CGAN to generate anime-like faces. The training set used can be found here.
This is an example of a batch of 24 images generated by the convolutional network. Every image as a resolution of 64x64.
Generated Anime Faces

Architecture

These are the arcitectures choosen for the generator and the discriminator:


Layer diagram

Strategies for a stable training

For a stable GAN training, I combined different strategies that are known to improve GAN training. I took inspiration from this extremely useful guide https://github.com/soumith/ganhacks. These are the implemented startegies:

  • Input images are normalized between -1 and 1
  • The last layer of the generator uses Tanh as the activation function
  • The loss function for the generator is -log(D) instead of log(1-D) (This is achieved by flipping labels when training generator: real = fake, fake = real)
  • Input noise is Gaussian, not Uniform
  • The discriminator is trained with a batch of only real images, then with a batch of only fake images
  • Added Gaussian Noise to the Discriminator's inputs: the initial noise standard deviation is very high (0.75) and decreases linearly during training by 0.02 per epoch until reaching 0. It makes the training much more stable because it slows down the initial training phase, especially for the discriminator. When the noise is strong, the fine details are unrecognizable and both generator and discriminator must focus on the overall structure of the image.
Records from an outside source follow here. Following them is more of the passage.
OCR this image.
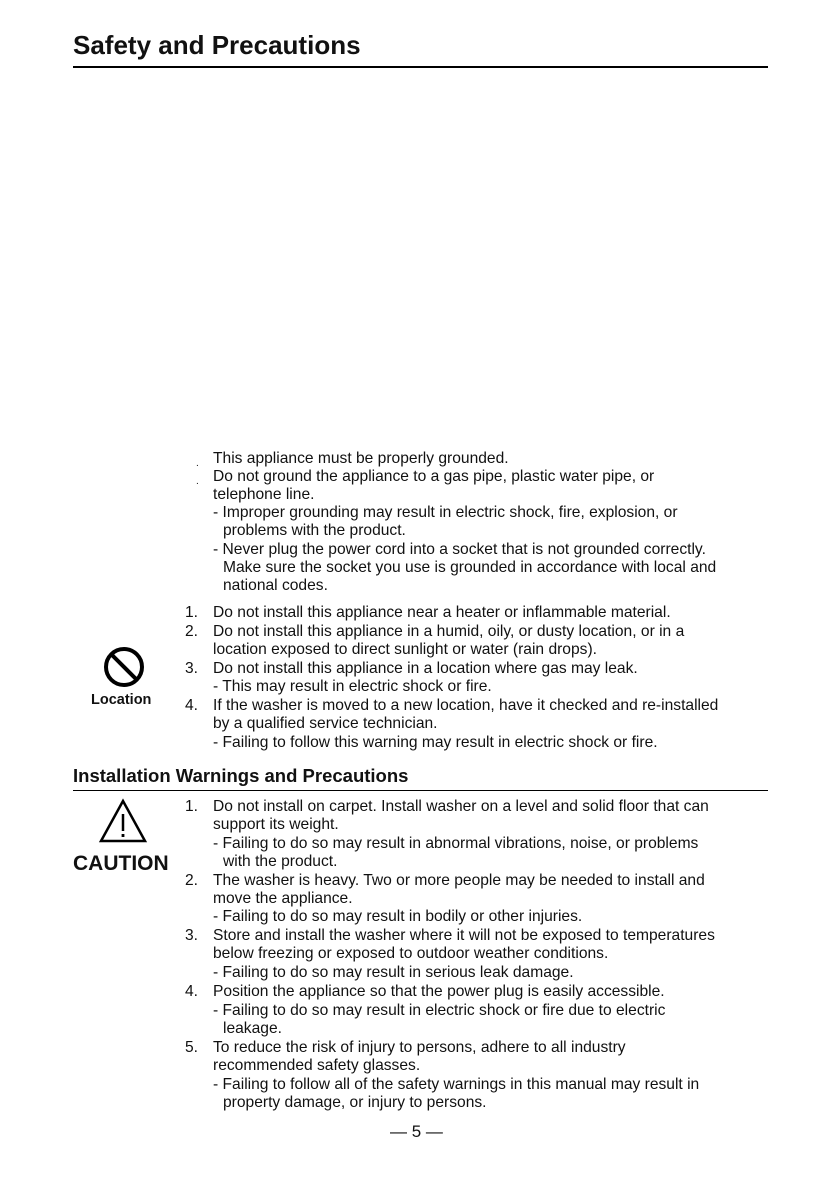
Safety and Precautions
. This appliance must be properly grounded.
. Do not ground the appliance to a gas pipe, plastic water pipe, or
telephone line.
- Improper grounding may result in electric shock, fire, explosion, or
problems with the product.
- Never plug the power cord into a socket that is not grounded correctly.
Make sure the socket you use is grounded in accordance with local and
national codes.
Location
1. Do not install this appliance near a heater or inflammable material.
2. Do not install this appliance in a humid, oily, or dusty location, or in a
location exposed to direct sunlight or water (rain drops).
3. Do not install this appliance in a location where gas may leak.
- This may result in electric shock or fire.
4. If the washer is moved to a new location, have it checked and re-installed
by a qualified service technician.
- Failing to follow this warning may result in electric shock or fire.
Installation Warnings and Precautions
CAUTION
1. Do not install on carpet. Install washer on a level and solid floor that can
support its weight.
- Failing to do so may result in abnormal vibrations, noise, or problems
with the product.
2. The washer is heavy. Two or more people may be needed to install and
move the appliance.
- Failing to do so may result in bodily or other injuries.
3. Store and install the washer where it will not be exposed to temperatures
below freezing or exposed to outdoor weather conditions.
- Failing to do so may result in serious leak damage.
4. Position the appliance so that the power plug is easily accessible.
- Failing to do so may result in electric shock or fire due to electric
leakage.
5. To reduce the risk of injury to persons, adhere to all industry
recommended safety glasses.
- Failing to follow all of the safety warnings in this manual may result in
property damage, or injury to persons.
— 5 —
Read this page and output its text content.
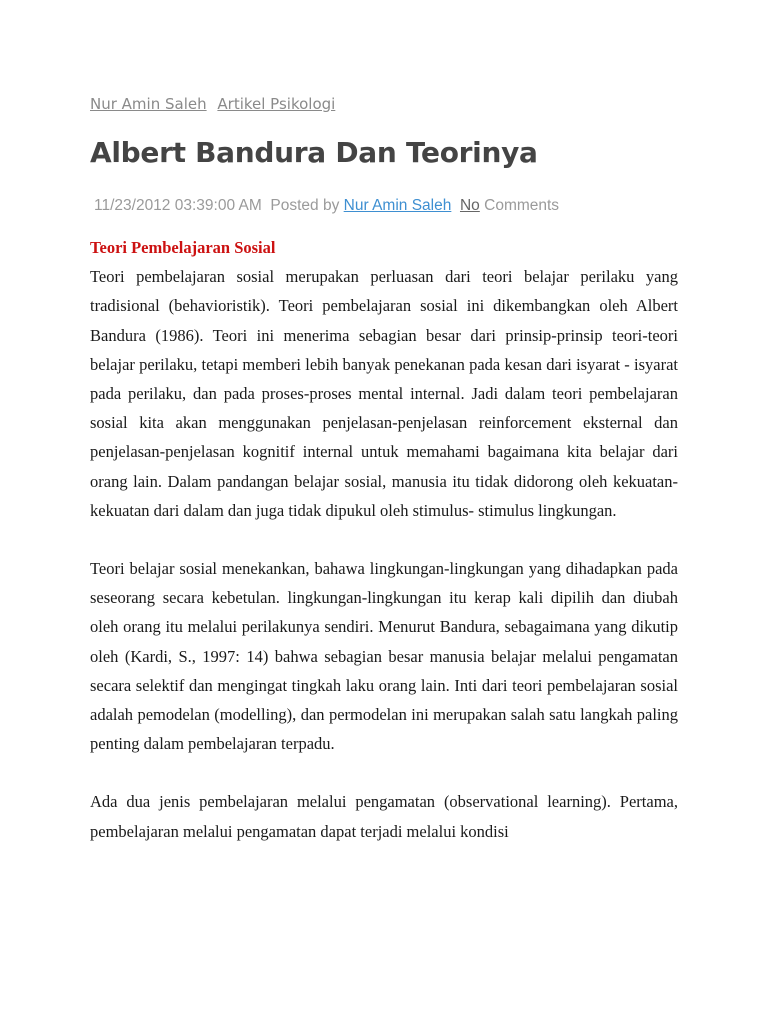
Nur Amin Saleh Artikel Psikologi
Albert Bandura Dan Teorinya
11/23/2012 03:39:00 AM Posted by Nur Amin Saleh No Comments

Teori Pembelajaran Sosial

Teori pembelajaran sosial merupakan perluasan dari teori belajar perilaku yang tradisional (behavioristik). Teori pembelajaran sosial ini dikembangkan oleh Albert Bandura (1986). Teori ini menerima sebagian besar dari prinsip-prinsip teori-teori belajar perilaku, tetapi memberi lebih banyak penekanan pada kesan dari isyarat - isyarat pada perilaku, dan pada proses-proses mental internal. Jadi dalam teori pembelajaran sosial kita akan menggunakan penjelasan-penjelasan reinforcement eksternal dan penjelasan-penjelasan kognitif internal untuk memahami bagaimana kita belajar dari orang lain. Dalam pandangan belajar sosial, manusia itu tidak didorong oleh kekuatan-kekuatan dari dalam dan juga tidak dipukul oleh stimulus- stimulus lingkungan.

Teori belajar sosial menekankan, bahawa lingkungan-lingkungan yang dihadapkan pada seseorang secara kebetulan. lingkungan-lingkungan itu kerap kali dipilih dan diubah oleh orang itu melalui perilakunya sendiri. Menurut Bandura, sebagaimana yang dikutip oleh (Kardi, S., 1997: 14) bahwa sebagian besar manusia belajar melalui pengamatan secara selektif dan mengingat tingkah laku orang lain. Inti dari teori pembelajaran sosial adalah pemodelan (modelling), dan permodelan ini merupakan salah satu langkah paling penting dalam pembelajaran terpadu.

Ada dua jenis pembelajaran melalui pengamatan (observational learning). Pertama, pembelajaran melalui pengamatan dapat terjadi melalui kondisi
Additional resources on the topic can be found here http://www.inference.vc/instance-noise-a-trick-for-stabilising-gan-training/ and here https://openreview.net/forum?id=Hk4_qw5xe.
  • Both generator and discriminator implement batch normalization layers
  • Sparse Gradients are avoided:
    • Leaky ReLU is used instead of ReLU (with alpha=0.1 by default)
    • Strided convolution is used instead of MaxPooling
    • Transposed Convolution is used instead of Upsampling
  • Label smoothing is supported (in the default implementation is On, but is very subtle. Fake images have a label between 0 and 0.05, real images have a label between 0.95 and 1)
  • Adam optimizer with small learning rate
  • Lower learning rate for the generator than the discriminator makes mode collapse improbable (the generator cannot "run away" from the discriminator jumping from one mode to another)
  • Scheduling: if the generator has a loss that is too high it is trained with an additional batch (to avoid discriminator dominating)

How to train the generator

First download the dataset and put all the images in the folder images. It can be done by running the script download_dataset.py or downloading it manually from https://www.kaggle.com/splcher/animefacedataset. Then run the script train_generator.py. All the hyperparameters have already been tested and tuned. Every 10 epochs a generator model is saved inside the folder checkpoint models. At the end of the training the generator will be saved to the indicated location (by default ./trained_geenrator.h5).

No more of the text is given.